Test patterns to cover:

  • Denied calls -- assert that EdictumDenied is raised for calls that should be denied.
  • Allowed calls -- assert that the tool result is returned for calls that should pass.
  • Edge cases -- test boundary values, missing principal fields, wildcard tool targets.
  • Session limits -- call guard.run() in a loop to verify session-level limits fire at the correct count.

When to use evaluate() vs run()

Use evaluate() for contract logic testing -- it's sync, fast, and doesn't need mock tool functions. Use run() when you need to test the full pipeline including session state, hooks, and audit.

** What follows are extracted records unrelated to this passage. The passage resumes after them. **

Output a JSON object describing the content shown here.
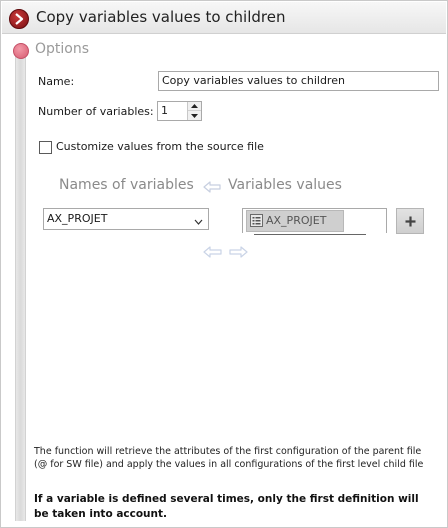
{
  "window": {
    "title": "Copy variables values to children"
  },
  "section": {
    "title": "Options"
  },
  "form": {
    "name_label": "Name:",
    "name_value": "Copy variables values to children",
    "num_vars_label": "Number of variables:",
    "num_vars_value": "1",
    "customize_label": "Customize values from the source file",
    "customize_checked": false
  },
  "columns": {
    "names_header": "Names of variables",
    "values_header": "Variables values"
  },
  "variables": [
    {
      "name": "AX_PROJET",
      "value": "AX_PROJET"
    }
  ],
  "footer": {
    "info_text": "The function will retrieve the attributes of the first configuration of the parent file (@ for SW file) and apply the values in all configurations of the first level child file",
    "warning_text": "If a variable is defined several times, only the first definition will be taken into account."
  },
  "colors": {
    "accent_red": "#8b1a1e",
    "section_dot": "#e07088",
    "muted_header": "#8a8a8a"
  },
  "icons": {
    "title": "chevron-right-icon",
    "arrow_left": "arrow-left-icon",
    "arrow_right": "arrow-right-icon",
    "add": "plus-icon",
    "variable_chip": "variable-list-icon",
    "combo": "chevron-down-icon"
  }
}
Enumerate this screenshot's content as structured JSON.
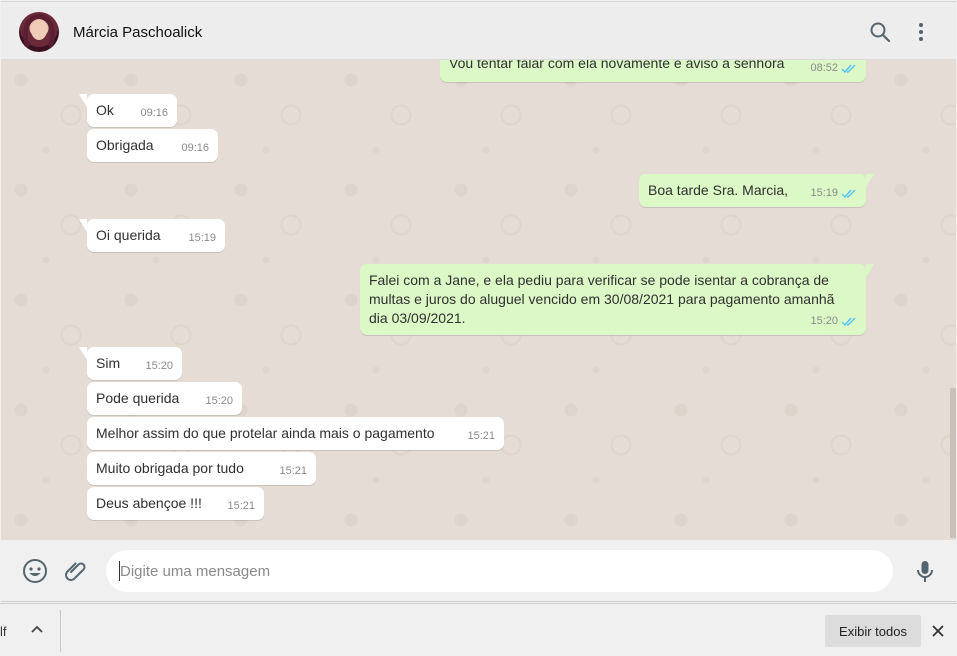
{
  "header": {
    "contact_name": "Márcia Paschoalick"
  },
  "messages": [
    {
      "dir": "out",
      "text": "Vou tentar falar com ela novamente e aviso a senhora",
      "time": "08:52",
      "status": "read"
    },
    {
      "dir": "in",
      "text": "Ok",
      "time": "09:16"
    },
    {
      "dir": "in",
      "text": "Obrigada",
      "time": "09:16"
    },
    {
      "dir": "out",
      "text": "Boa tarde Sra. Marcia,",
      "time": "15:19",
      "status": "read"
    },
    {
      "dir": "in",
      "text": "Oi querida",
      "time": "15:19"
    },
    {
      "dir": "out",
      "text": "Falei com a Jane, e ela pediu para verificar se pode isentar a cobrança de multas e juros do aluguel vencido em 30/08/2021 para pagamento amanhã dia 03/09/2021.",
      "time": "15:20",
      "status": "read"
    },
    {
      "dir": "in",
      "text": "Sim",
      "time": "15:20"
    },
    {
      "dir": "in",
      "text": "Pode querida",
      "time": "15:20"
    },
    {
      "dir": "in",
      "text": "Melhor assim do que protelar ainda mais o pagamento",
      "time": "15:21"
    },
    {
      "dir": "in",
      "text": "Muito obrigada por tudo",
      "time": "15:21"
    },
    {
      "dir": "in",
      "text": "Deus abençoe !!!",
      "time": "15:21"
    }
  ],
  "composer": {
    "placeholder": "Digite uma mensagem"
  },
  "downloads": {
    "file_fragment": "lf",
    "show_all_label": "Exibir todos"
  },
  "colors": {
    "incoming_bubble": "#ffffff",
    "outgoing_bubble": "#dcf8c6",
    "chat_background": "#e5ddd5",
    "read_ticks": "#4fc3f7"
  },
  "icons": {
    "search": "search-icon",
    "menu": "kebab-menu-icon",
    "emoji": "emoji-icon",
    "attach": "paperclip-icon",
    "mic": "microphone-icon",
    "chevron": "chevron-up-icon",
    "close": "close-icon"
  }
}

Integration Testing With Observe Mode

Test contracts in a running system without denying real tool calls. Deploy with mode: observe and collect audit events:

from edictum import Edictum, Principal
from edictum.audit import FileAuditSink, RedactionPolicy

redaction = RedactionPolicy()
sink = FileAuditSink("test-audit.jsonl", redaction=redaction)

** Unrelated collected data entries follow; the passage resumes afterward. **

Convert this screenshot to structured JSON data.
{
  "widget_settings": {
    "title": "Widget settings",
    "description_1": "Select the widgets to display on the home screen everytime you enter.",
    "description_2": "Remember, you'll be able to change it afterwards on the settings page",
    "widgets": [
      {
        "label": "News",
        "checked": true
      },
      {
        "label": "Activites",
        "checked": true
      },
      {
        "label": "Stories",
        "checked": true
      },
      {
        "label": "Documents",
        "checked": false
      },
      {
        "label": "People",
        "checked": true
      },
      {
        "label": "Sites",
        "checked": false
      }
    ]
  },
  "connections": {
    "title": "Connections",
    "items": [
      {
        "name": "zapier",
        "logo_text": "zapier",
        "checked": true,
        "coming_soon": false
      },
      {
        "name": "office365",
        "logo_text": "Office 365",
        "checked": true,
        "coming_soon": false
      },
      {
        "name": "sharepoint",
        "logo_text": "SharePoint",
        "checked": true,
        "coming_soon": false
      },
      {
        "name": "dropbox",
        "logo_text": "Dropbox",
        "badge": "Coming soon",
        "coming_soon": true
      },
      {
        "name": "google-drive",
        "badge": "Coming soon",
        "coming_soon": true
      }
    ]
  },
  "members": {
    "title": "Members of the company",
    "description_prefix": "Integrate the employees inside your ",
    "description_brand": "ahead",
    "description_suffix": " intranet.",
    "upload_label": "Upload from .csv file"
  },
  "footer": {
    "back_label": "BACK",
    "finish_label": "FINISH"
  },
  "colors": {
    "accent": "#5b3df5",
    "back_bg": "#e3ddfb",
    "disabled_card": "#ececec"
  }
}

guard = Edictum.from_yaml("contracts.yaml", audit_sink=sink, redaction=redaction)
# defaults.mode should be "observe" in the YAML

After running your agent through a test scenario, inspect test-audit.jsonl for:

  • CALL_WOULD_DENY events -- these are calls that would be denied in enforce mode.
  • Absence of false positives -- legitimate calls should not produce would-deny events.

Regression Testing

Save audit logs from a known-good run and compare against updated contracts using edictum replay:

$ edictum replay contracts/v2.yaml --audit-log audit/baseline.jsonl

Replayed 340 events, 0 would change

If the replay shows changes, investigate before deploying:

$ edictum replay contracts/v2.yaml --audit-log audit/baseline.jsonl

Replayed 340 events, 2 would change

Changed verdicts:
  read_file: call_allowed -> denied
    Contract: block-config-reads
  bash: call_allowed -> denied
    Contract: block-destructive-commands

Incorporate replay into your CI pipeline to catch unintended contract regressions:

# GitHub Actions example
- name: Validate contracts
  run: edictum validate contracts/production.yaml

- name: Replay baseline audit log
  run: |
    edictum replay contracts/production.yaml \
      --audit-log tests/audit-baseline.jsonl

Testing Checklist

  1. Validate -- edictum validate passes with zero errors.
  2. Dry-run -- edictum check produces expected deny/allow for key scenarios.
  3. Batch test (cases) -- edictum test --cases passes all YAML test cases with correct verdicts and contract matches.
  4. Batch test (calls) -- edictum test --calls evaluates representative tool calls including postconditions.
  5. Unit tests -- pytest tests with guard.evaluate() cover preconditions, postconditions, and edge cases. Use guard.run() for session limit tests.
  6. Observe mode -- deploy in observe mode and review CALL_WOULD_DENY events.
  7. Replay -- edictum replay against a baseline audit log shows no regressions.
  8. Enforce -- flip to mode: enforce after all checks pass.